Costs of Doing Business in Brazil

Supply constraints limit growth potential
Brazil’s growth potential is closely linked to insufficient supply capacity, which can be blamed on the low level of gross investment rate over the past 15 years (less than 22% since 1991). Productivity gains have also been limited over the last four decades by poor quality education and infrastructure.

Public investment has long been constrained by the need to reduce fiscal deficits and cover the needs of an increasingly expensive social security system. In the private sector, investment is still impeded by an unfavourable “business” environment, as defined by the World Bank, including inadequate infrastructure, regulatory uncertainty, complex administrative and legal proceedings, and very heavy taxation. Hefty regulations particularly in the resource sector have added to costs as has the shortage of financing,

Moreover, lending terms are still very tight for private investors even though they have eased since 2003. The cost of lending is still extremely high (averaging 27% for companies and 54% for individuals in September 2007) and long-term domestic financing remains scarce, both by international and regional standards. Capital markets also play a relatively small role in financing private investment (bonds cover less than one fifth of gross investment).

As a result, companies mainly rely on self-financing and, for the largest ones, on foreign financing. Major reasons behind domestic bank credit rationing (low volumes, high costs) include:
- Insufficient national savings, which stood at 23% GDP in 2007 (up from 19% in 2005). Savings are low due the public sector’s failure to generate net positive savings and the low level of household savings (roughly estimated at 10% of GDP in 2007). Consequently, private enterprises are the main contributors to national savings, notably through self-financing.
- Crowding-out effects associated with heavy public sector financing needs, which reduce the pool of bank funds available for lending to the private sector and raise domestic interest rates. Crowding out effects have tended to ease over the last two years (which has contributed to the recent rise in bank lending to the private sector), but are still significant. Net bank claims on the public sector represented 40% of total domestic lending in July 2007 (including deposit-taking banks and the central bank), down from 49% in 2004.
- Specificities of the Brazilian banking market. Through high intermediation margins, banks offset the cost of very heavy taxation, structurally high administrative expenses and the obligation to allocate a significant portion of assets to “earmarked” loans aimed at financing priority sectors. Earmarked loans (with regulated interest rates) currently account for 32% of total bank loans, and consist mainly of loans from the BNDES development bank (19%) and loans for housing and the rural sector (12%).
- High credit risks are still inherent to Brazil’s macroeconomic and institutional environment. They constrain lending activity and drive up intermediation margins and lending rates. Things have recently started to change following legal reforms in the banking sector. Introduction of the new bankruptcy law in late 2004 has tended to improve creditors’ rights when a borrower defaults. According to World Bank data on the business environment, the time needed to complete bankruptcy procedures fell from 10 years in 2004 to 4 years in 2006 (which is still worse than the regional average of 2.6 years). The recovery rate for creditors at the end of bankruptcy proceedings rose from less than 1% of commitments to 12% (which is still lower than the regional average of 13.6%).

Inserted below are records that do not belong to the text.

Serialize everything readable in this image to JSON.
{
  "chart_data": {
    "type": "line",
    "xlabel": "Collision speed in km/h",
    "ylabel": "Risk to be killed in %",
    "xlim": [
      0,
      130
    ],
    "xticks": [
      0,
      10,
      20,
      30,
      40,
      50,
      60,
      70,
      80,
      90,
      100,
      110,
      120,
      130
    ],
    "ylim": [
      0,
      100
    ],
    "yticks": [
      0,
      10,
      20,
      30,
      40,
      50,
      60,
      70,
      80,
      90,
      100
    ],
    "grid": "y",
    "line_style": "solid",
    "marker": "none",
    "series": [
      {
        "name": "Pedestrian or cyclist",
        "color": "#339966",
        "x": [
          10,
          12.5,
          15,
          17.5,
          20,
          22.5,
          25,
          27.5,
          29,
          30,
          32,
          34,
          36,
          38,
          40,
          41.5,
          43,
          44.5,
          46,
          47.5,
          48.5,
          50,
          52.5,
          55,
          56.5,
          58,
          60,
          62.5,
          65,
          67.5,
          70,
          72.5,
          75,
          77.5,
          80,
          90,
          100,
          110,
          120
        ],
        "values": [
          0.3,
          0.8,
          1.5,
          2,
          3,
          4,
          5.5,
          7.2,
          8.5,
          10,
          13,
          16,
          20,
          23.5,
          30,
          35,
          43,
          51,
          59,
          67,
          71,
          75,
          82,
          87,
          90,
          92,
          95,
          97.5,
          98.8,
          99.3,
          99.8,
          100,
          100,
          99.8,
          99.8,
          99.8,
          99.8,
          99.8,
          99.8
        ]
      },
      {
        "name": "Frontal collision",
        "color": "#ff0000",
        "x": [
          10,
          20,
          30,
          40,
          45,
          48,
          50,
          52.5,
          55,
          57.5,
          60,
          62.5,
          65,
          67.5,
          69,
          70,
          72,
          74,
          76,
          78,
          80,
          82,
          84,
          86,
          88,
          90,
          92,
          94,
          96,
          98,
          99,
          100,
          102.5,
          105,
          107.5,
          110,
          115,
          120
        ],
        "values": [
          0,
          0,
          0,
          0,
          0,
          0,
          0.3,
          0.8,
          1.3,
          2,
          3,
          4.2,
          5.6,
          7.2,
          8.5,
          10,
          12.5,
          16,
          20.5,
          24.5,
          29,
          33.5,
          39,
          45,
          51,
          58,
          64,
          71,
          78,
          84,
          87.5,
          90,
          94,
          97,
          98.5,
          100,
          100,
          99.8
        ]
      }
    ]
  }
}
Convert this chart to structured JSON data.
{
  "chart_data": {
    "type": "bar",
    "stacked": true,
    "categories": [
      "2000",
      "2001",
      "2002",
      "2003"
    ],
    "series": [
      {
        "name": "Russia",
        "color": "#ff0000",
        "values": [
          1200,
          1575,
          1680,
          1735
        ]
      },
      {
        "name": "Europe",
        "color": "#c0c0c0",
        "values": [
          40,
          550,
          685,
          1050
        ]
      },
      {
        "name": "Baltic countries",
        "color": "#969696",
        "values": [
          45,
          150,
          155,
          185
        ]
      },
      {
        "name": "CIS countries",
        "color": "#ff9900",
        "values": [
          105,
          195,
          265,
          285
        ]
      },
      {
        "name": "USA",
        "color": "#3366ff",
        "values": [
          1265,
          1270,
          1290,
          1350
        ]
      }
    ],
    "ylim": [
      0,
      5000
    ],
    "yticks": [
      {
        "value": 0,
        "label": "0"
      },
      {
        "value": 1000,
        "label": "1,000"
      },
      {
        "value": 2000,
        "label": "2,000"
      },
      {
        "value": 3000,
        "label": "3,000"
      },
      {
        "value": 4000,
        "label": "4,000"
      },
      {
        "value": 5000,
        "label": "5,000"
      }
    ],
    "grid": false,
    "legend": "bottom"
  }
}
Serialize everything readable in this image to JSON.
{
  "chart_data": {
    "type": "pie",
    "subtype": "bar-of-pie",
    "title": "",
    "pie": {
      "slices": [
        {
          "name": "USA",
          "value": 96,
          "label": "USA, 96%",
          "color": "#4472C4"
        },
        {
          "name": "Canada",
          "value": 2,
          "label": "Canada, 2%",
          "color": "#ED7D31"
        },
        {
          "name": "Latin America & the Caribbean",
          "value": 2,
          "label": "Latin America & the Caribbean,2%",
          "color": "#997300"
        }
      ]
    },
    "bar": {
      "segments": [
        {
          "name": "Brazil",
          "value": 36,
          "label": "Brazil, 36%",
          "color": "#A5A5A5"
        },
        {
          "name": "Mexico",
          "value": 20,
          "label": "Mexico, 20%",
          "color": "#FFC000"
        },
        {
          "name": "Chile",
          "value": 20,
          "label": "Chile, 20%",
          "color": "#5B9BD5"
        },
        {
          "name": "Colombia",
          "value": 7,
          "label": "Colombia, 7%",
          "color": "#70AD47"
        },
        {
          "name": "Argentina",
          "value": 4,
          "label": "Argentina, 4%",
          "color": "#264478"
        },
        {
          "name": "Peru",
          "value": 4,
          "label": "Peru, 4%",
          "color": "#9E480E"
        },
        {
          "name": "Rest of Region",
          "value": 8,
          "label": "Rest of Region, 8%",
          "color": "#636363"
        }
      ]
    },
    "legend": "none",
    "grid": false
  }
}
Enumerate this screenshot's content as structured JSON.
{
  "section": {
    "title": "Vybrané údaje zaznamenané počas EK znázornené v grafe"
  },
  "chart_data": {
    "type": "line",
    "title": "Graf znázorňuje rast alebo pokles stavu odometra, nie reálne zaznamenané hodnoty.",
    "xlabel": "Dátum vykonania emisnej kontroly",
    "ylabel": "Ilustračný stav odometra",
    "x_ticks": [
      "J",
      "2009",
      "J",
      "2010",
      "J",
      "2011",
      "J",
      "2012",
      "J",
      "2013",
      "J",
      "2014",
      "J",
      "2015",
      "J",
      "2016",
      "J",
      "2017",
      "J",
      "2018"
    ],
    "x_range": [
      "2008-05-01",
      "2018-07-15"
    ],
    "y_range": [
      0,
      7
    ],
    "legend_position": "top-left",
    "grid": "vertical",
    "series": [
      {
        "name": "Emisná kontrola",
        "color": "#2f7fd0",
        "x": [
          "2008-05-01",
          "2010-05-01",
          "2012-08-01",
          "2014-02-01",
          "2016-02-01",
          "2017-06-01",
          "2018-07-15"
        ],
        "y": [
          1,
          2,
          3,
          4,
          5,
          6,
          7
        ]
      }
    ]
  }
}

In turn, the recent expansion in credit to the private sector, Brazilian banks seem to be willing to lend more to consumers and companies as soon as institutional barriers are removed – and as long as the macro-financial environment remains stable. This may lower capital costs going forward

Increasing Brazil’s growth potential will require additional institutional reforms (to simplify bureaucratic procedures, strengthen regulatory security and encourage private investment), labor market reforms, the development of infrastructure and massive spending on education.